7 Ekim 2012 Pazar

ÇARPIK EV ya da güçlü bir anlatımla, yaratıcı bir kurguyla buluşamayan çarpıcı bir fikrin trajedisi


Doğan Egmont, 1. Baskı 2012
Radikal Kitap editörü Burcu Aktaş’ın ilk çocuk kitabı Çarpık Ev, Kitedit’in son dönemde incelediği eserlerden yalnızca biri ve belki de içlerinde en niteliklisi. Buna rağmen bu kitabı eleştiri konusu etmek, onun zayıf yanları üzerinde durmak istememiz kimilerine tuhaf gelebilir. Özellikle eleştirinin gerçek işlevlerini bilmeyenler, eleştiri kültürünü özümsememiş olanlar ve yergi ile karalamayı birbirine karıştıranlar tercihimizi anlamakta zorlanabilir.

Ama zaten amacımız da bu. Kalıplaşmış bazı anlayışları zorlamak, hatta kırmak istiyoruz. Çünkü yüzeysel kitap tanıtımlarının, temelsiz övgülerin, sakız gibi tekrarlanan reklam cümlelerinin, yaygın anlayışın aksine ‘değer vermek/değer görmek’ değil, ‘ciddiye almamak/ciddiye alınmamak’ olduğunu  düşünüyoruz ve bu tutumun edebiyata, ama özellikle (ciddiye alınmama sorununu henüz tüm kapsamıyla aşamamış olan) çocuk ve gençlik edebiyatına zarar verdiği fikrinde birleşiyoruz.

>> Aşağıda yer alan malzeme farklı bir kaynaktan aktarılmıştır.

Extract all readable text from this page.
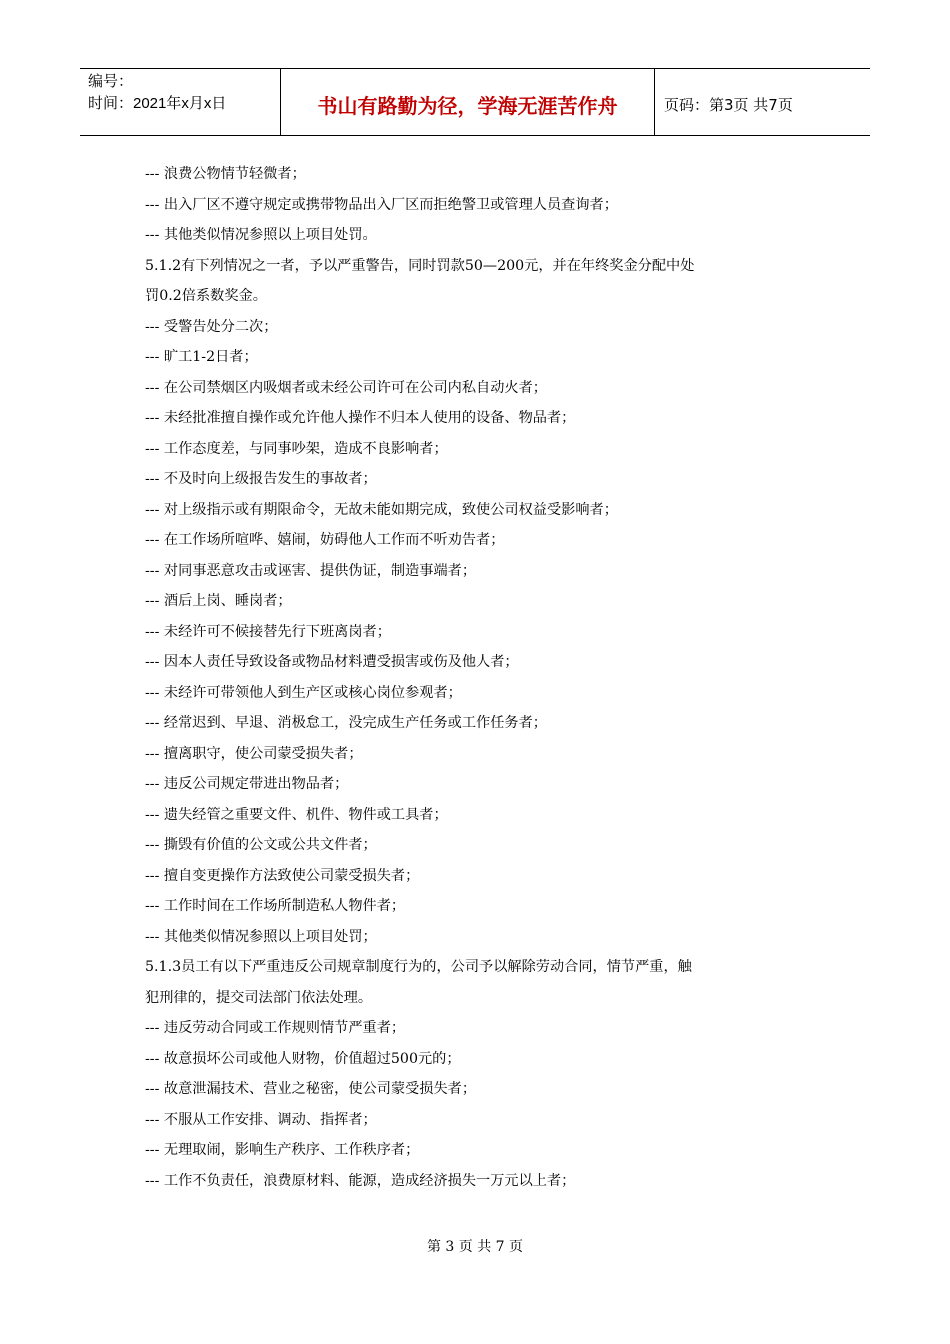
编号：
时间：2021年x月x日	书山有路勤为径，学海无涯苦作舟	页码：第3页 共7页
--- 浪费公物情节轻微者；
--- 出入厂区不遵守规定或携带物品出入厂区而拒绝警卫或管理人员查询者；
--- 其他类似情况参照以上项目处罚。
5.1.2有下列情况之一者，予以严重警告，同时罚款50—200元，并在年终奖金分配中处
罚0.2倍系数奖金。
--- 受警告处分二次；
--- 旷工1-2日者；
--- 在公司禁烟区内吸烟者或未经公司许可在公司内私自动火者；
--- 未经批准擅自操作或允许他人操作不归本人使用的设备、物品者；
--- 工作态度差，与同事吵架，造成不良影响者；
--- 不及时向上级报告发生的事故者；
--- 对上级指示或有期限命令，无故未能如期完成，致使公司权益受影响者；
--- 在工作场所喧哗、嬉闹，妨碍他人工作而不听劝告者；
--- 对同事恶意攻击或诬害、提供伪证，制造事端者；
--- 酒后上岗、睡岗者；
--- 未经许可不候接替先行下班离岗者；
--- 因本人责任导致设备或物品材料遭受损害或伤及他人者；
--- 未经许可带领他人到生产区或核心岗位参观者；
--- 经常迟到、早退、消极怠工，没完成生产任务或工作任务者；
--- 擅离职守，使公司蒙受损失者；
--- 违反公司规定带进出物品者；
--- 遗失经管之重要文件、机件、物件或工具者；
--- 撕毁有价值的公文或公共文件者；
--- 擅自变更操作方法致使公司蒙受损失者；
--- 工作时间在工作场所制造私人物件者；
--- 其他类似情况参照以上项目处罚；
5.1.3员工有以下严重违反公司规章制度行为的，公司予以解除劳动合同，情节严重，触
犯刑律的，提交司法部门依法处理。
--- 违反劳动合同或工作规则情节严重者；
--- 故意损坏公司或他人财物，价值超过500元的；
--- 故意泄漏技术、营业之秘密，使公司蒙受损失者；
--- 不服从工作安排、调动、指挥者；
--- 无理取闹，影响生产秩序、工作秩序者；
--- 工作不负责任，浪费原材料、能源，造成经济损失一万元以上者；
第 3 页 共 7 页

Kısacası Çarpık Ev’i, tam da bu kitabı ciddiye aldığımız, önemsediğimiz için eleştiriyoruz.  Her şeyden önce konu ettiği hikâye yok sayamayacağımız özgünlükte bir fikre dayanıyor.
 “Gündüzleri göğü delen apartmanların gölgesinde kalan, akşamları onların ışıklarıyla aydınlanan çarpık bir ev…”

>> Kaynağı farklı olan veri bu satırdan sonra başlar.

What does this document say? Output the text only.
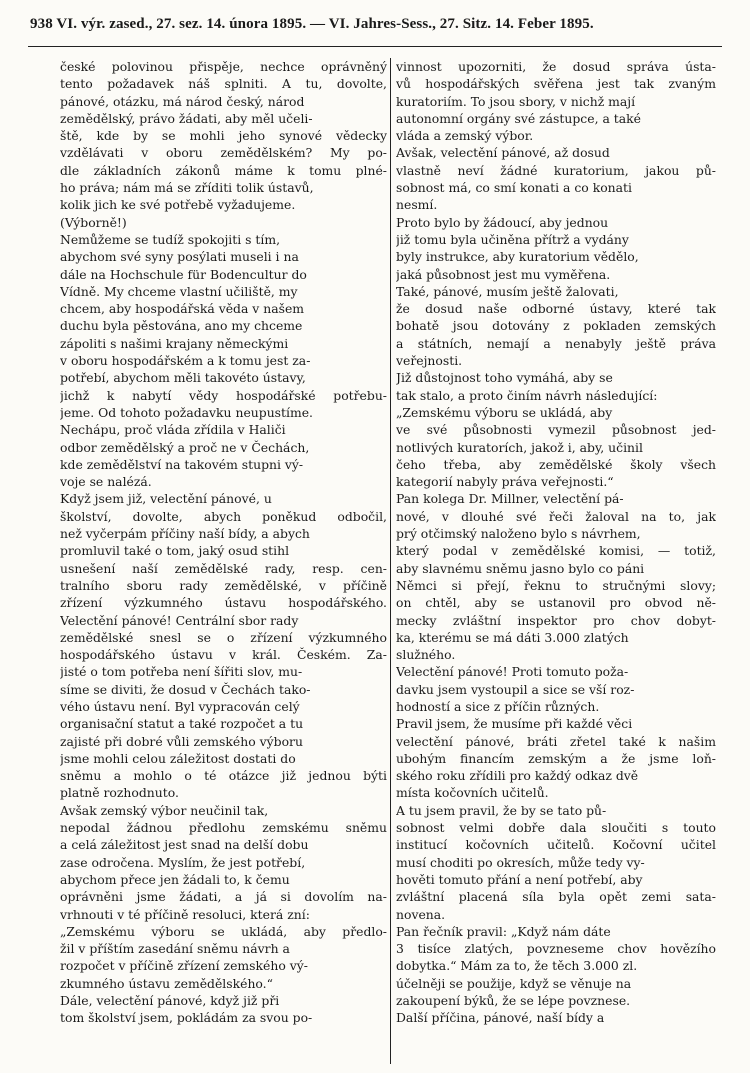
938 VI. výr. zased., 27. sez. 14. února 1895. — VI. Jahres-Sess., 27. Sitz. 14. Feber 1895.
české polovinou přispěje, nechce oprávněný
tento požadavek náš splniti. A tu, dovolte,
pánové, otázku, má národ český, národ
zemědělský, právo žádati, aby měl učeli-
ště, kde by se mohli jeho synové vědecky
vzdělávati v oboru zemědělském? My po-
dle základních zákonů máme k tomu plné-
ho práva; nám má se zříditi tolik ústavů,
kolik jich ke své potřebě vyžadujeme.
(Výborně!)
Nemůžeme se tudíž spokojiti s tím,
abychom své syny posýlati museli i na
dále na Hochschule für Bodencultur do
Vídně. My chceme vlastní učiliště, my
chcem, aby hospodářská věda v našem
duchu byla pěstována, ano my chceme
zápoliti s našimi krajany německými
v oboru hospodářském a k tomu jest za-
potřebí, abychom měli takovéto ústavy,
jichž k nabytí vědy hospodářské potřebu-
jeme. Od tohoto požadavku neupustíme.
Nechápu, proč vláda zřídila v Haliči
odbor zemědělský a proč ne v Čechách,
kde zemědělství na takovém stupni vý-
voje se nalézá.
Když jsem již, velectění pánové, u
školství, dovolte, abych poněkud odbočil,
než vyčerpám příčiny naší bídy, a abych
promluvil také o tom, jaký osud stihl
usnešení naší zemědělské rady, resp. cen-
tralního sboru rady zemědělské, v příčině
zřízení výzkumného ústavu hospodářského.
Velectění pánové! Centrální sbor rady
zemědělské snesl se o zřízení výzkumného
hospodářského ústavu v král. Českém. Za-
jisté o tom potřeba není šířiti slov, mu-
síme se diviti, že dosud v Čechách tako-
vého ústavu není. Byl vypracován celý
organisační statut a také rozpočet a tu
zajisté při dobré vůli zemského výboru
jsme mohli celou záležitost dostati do
sněmu a mohlo o té otázce již jednou býti
platně rozhodnuto.
Avšak zemský výbor neučinil tak,
nepodal žádnou předlohu zemskému sněmu
a celá záležitost jest snad na delší dobu
zase odročena. Myslím, že jest potřebí,
abychom přece jen žádali to, k čemu
oprávněni jsme žádati, a já si dovolím na-
vrhnouti v té příčině resoluci, která zní:
„Zemskému výboru se ukládá, aby předlo-
žil v příštím zasedání sněmu návrh a
rozpočet v příčině zřízení zemského vý-
zkumného ústavu zemědělského.“
Dále, velectění pánové, když již při
tom školství jsem, pokládám za svou po-
vinnost upozorniti, že dosud správa ústa-
vů hospodářských svěřena jest tak zvaným
kuratoriím. To jsou sbory, v nichž mají
autonomní orgány své zástupce, a také
vláda a zemský výbor.
Avšak, velectění pánové, až dosud
vlastně neví žádné kuratorium, jakou pů-
sobnost má, co smí konati a co konati
nesmí.
Proto bylo by žádoucí, aby jednou
již tomu byla učiněna přítrž a vydány
byly instrukce, aby kuratorium vědělo,
jaká působnost jest mu vyměřena.
Také, pánové, musím ještě žalovati,
že dosud naše odborné ústavy, které tak
bohatě jsou dotovány z pokladen zemských
a státních, nemají a nenabyly ještě práva
veřejnosti.
Již důstojnost toho vymáhá, aby se
tak stalo, a proto činím návrh následující:
„Zemskému výboru se ukládá, aby
ve své působnosti vymezil působnost jed-
notlivých kuratorích, jakož i, aby, učinil
čeho třeba, aby zemědělské školy všech
kategorií nabyly práva veřejnosti.“
Pan kolega Dr. Millner, velectění pá-
nové, v dlouhé své řeči žaloval na to, jak
prý otčimský naloženo bylo s návrhem,
který podal v zemědělské komisi, — totiž,
aby slavnému sněmu jasno bylo co páni
Němci si přejí, řeknu to stručnými slovy;
on chtěl, aby se ustanovil pro obvod ně-
mecky zvláštní inspektor pro chov dobyt-
ka, kterému se má dáti 3.000 zlatých
služného.
Velectění pánové! Proti tomuto poža-
davku jsem vystoupil a sice se vší roz-
hodností a sice z příčin různých.
Pravil jsem, že musíme při každé věci
velectění pánové, bráti zřetel také k našim
ubohým financím zemským a že jsme loň-
ského roku zřídili pro každý odkaz dvě
místa kočovních učitelů.
A tu jsem pravil, že by se tato pů-
sobnost velmi dobře dala sloučiti s touto
institucí kočovních učitelů. Kočovní učitel
musí choditi po okresích, může tedy vy-
hověti tomuto přání a není potřebí, aby
zvláštní placená síla byla opět zemi sata-
novena.
Pan řečník pravil: „Když nám dáte
3 tisíce zlatých, povzneseme chov hovězího
dobytka.“ Mám za to, že těch 3.000 zl.
účelněji se použije, když se věnuje na
zakoupení býků, že se lépe povznese.
Další příčina, pánové, naší bídy a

Hayır, kitabın arka kapağından alıntıladığımız bu tanıtım cümlesi hikâyenin özgünlüğünü ortaya koymuyor.  Öyle ya, gerek uluslararası gerek Türkiye çocuk ve gençlik edebiyatı,  sırlarla dolu, esrarengiz eski evlerden geçilmiyor.

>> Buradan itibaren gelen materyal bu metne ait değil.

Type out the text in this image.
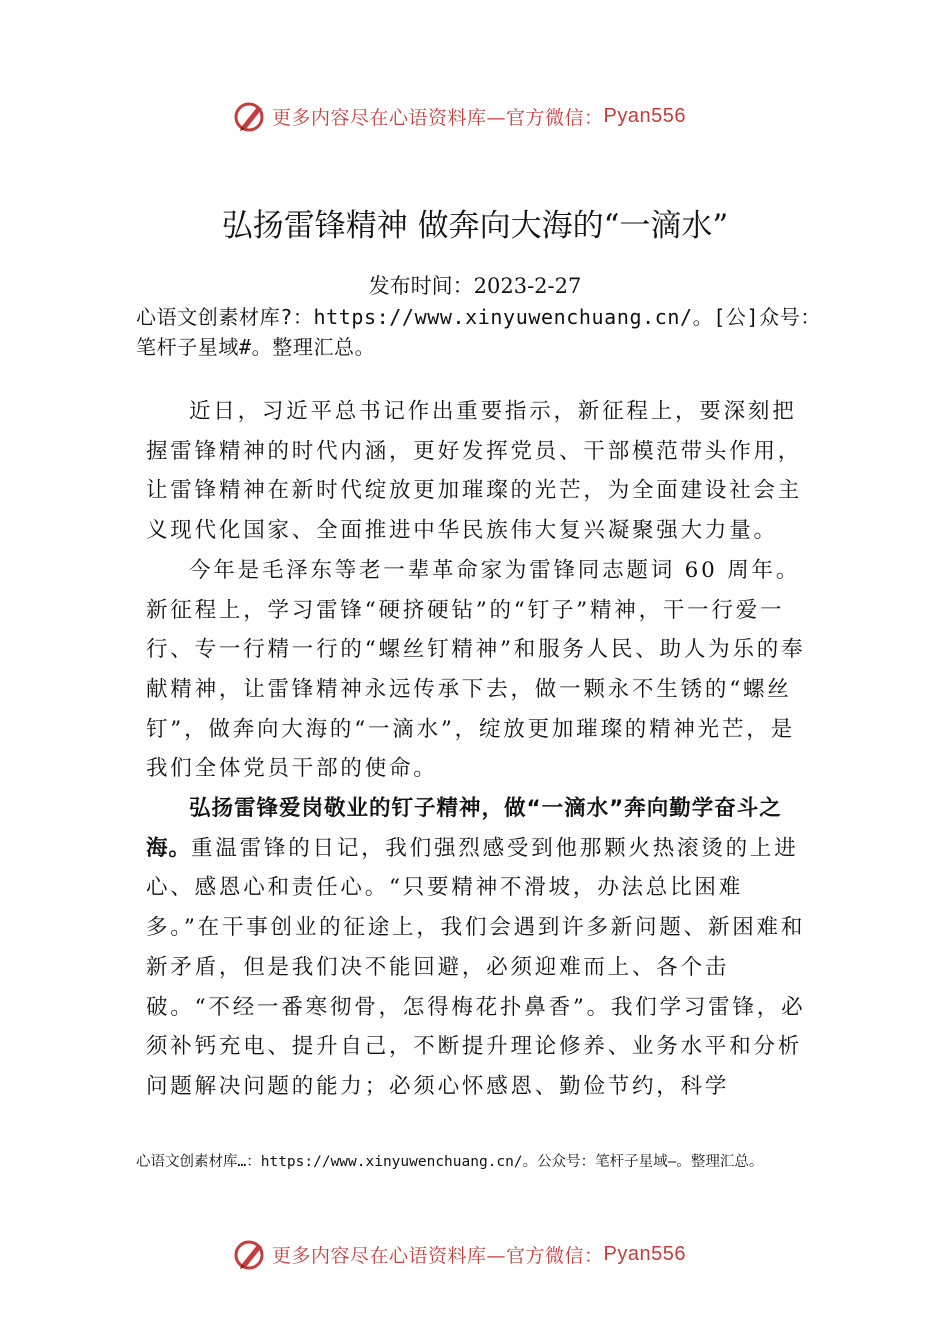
更多内容尽在心语资料库—官方微信： Pyan556
弘扬雷锋精神 做奔向大海的“一滴水”
发布时间：2023-2-27
心语文创素材库?：https://www.xinyuwenchuang.cn/。[公]众号：笔杆子星域#。整理汇总。

近日，习近平总书记作出重要指示，新征程上，要深刻把握雷锋精神的时代内涵，更好发挥党员、干部模范带头作用，让雷锋精神在新时代绽放更加璀璨的光芒，为全面建设社会主义现代化国家、全面推进中华民族伟大复兴凝聚强大力量。

今年是毛泽东等老一辈革命家为雷锋同志题词 60 周年。新征程上，学习雷锋“硬挤硬钻”的“钉子”精神，干一行爱一行、专一行精一行的“螺丝钉精神”和服务人民、助人为乐的奉献精神，让雷锋精神永远传承下去，做一颗永不生锈的“螺丝钉”，做奔向大海的“一滴水”，绽放更加璀璨的精神光芒，是我们全体党员干部的使命。

弘扬雷锋爱岗敬业的钉子精神，做“一滴水”奔向勤学奋斗之海。重温雷锋的日记，我们强烈感受到他那颗火热滚烫的上进心、感恩心和责任心。“只要精神不滑坡，办法总比困难多。”在干事创业的征途上，我们会遇到许多新问题、新困难和新矛盾，但是我们决不能回避，必须迎难而上、各个击破。“不经一番寒彻骨，怎得梅花扑鼻香”。我们学习雷锋，必须补钙充电、提升自己，不断提升理论修养、业务水平和分析问题解决问题的能力；必须心怀感恩、勤俭节约，科学

心语文创素材库…：https://www.xinyuwenchuang.cn/。公众号：笔杆子星域—。整理汇总。
更多内容尽在心语资料库—官方微信： Pyan556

“Çarpık Ev’i gözetleyen çocuklar onun sırrını çözmeye çalışıyor, (…)”
Yok, arka kapak yazının devamı da ‘özgün fikir’ konusunda ipucu vermiyor. Bir grup çocuğun gizemli evin neler sakladığını öğrenmek için maceraya atılmaları fazlasıyla bildik ve sayısız kere işlenmiş bir konu.
Öyleyse, Çarpık Ev’i özgün yapan ne? Kitabın özgünlüğü, yukarda kaba çerçevesini çizdiğimiz hikâyenin aslında yüksek güvenlikli sitelere, beton yığınlarının arasına sıkıştırılan, bakıcılar tarafından kuşatılan, hep ve her şeyden korunan, gerçek hayattan soyutlanan, ama bir o kadar da yalnız ve donanımsız bırakılan orta ve üst sınıflara mensup çocukların dramını işlemesine dayanıyor. 
Burcu Aktaş, kitabının daha ilk sayfasında okurun dikkatini buraya, yani Türkiye’de genellikle büyük kentlerde yaşayan ve çoğunlukla ‘şanslı’ addedilen bu çocukların, aslında hiç de o kadar parlak olmayan ‘gerçekliğine’ çekiyor:  “Kimi çocuklar anne ve babalarıyla kahvaltı edip güne başlar, kimileriyse kahvaltı sofrasına bakıcılarıyla otururdu. Onlar sütlerinden iki yudum almışken, anneleri ya da babaları saatler sürecek bir toplantıya girmiş olurdu. Çocuklar okul formalarını giyip tüm hazırlıklarını tamamladıktan sonra bakıcılarıyla vedalaşır, asansöre binip alçalmaya başlarlardı. 33, 22, 31, 30 …” (s.1)
“Saksağan Sokak’ta yüksekte yaşayan çocuklar"ın hepsi tek çocuk ve komşu dairelerde ya da komşu apartmanlarda yaşamalarına rağmen aralarında güçlü bir arkadaşlık bağı yok. Birbirleriyle hiç oynamadıkları gibi, tanışıklıkları da aynı okul servisine binmenin ötesine geçmiyor.  Hepsinin yaşamı okul ve ev, daha doğrusu okul ve odaları arasında geçiyor. Odalarındaki pencereden bakıyorlar gerçek hayata.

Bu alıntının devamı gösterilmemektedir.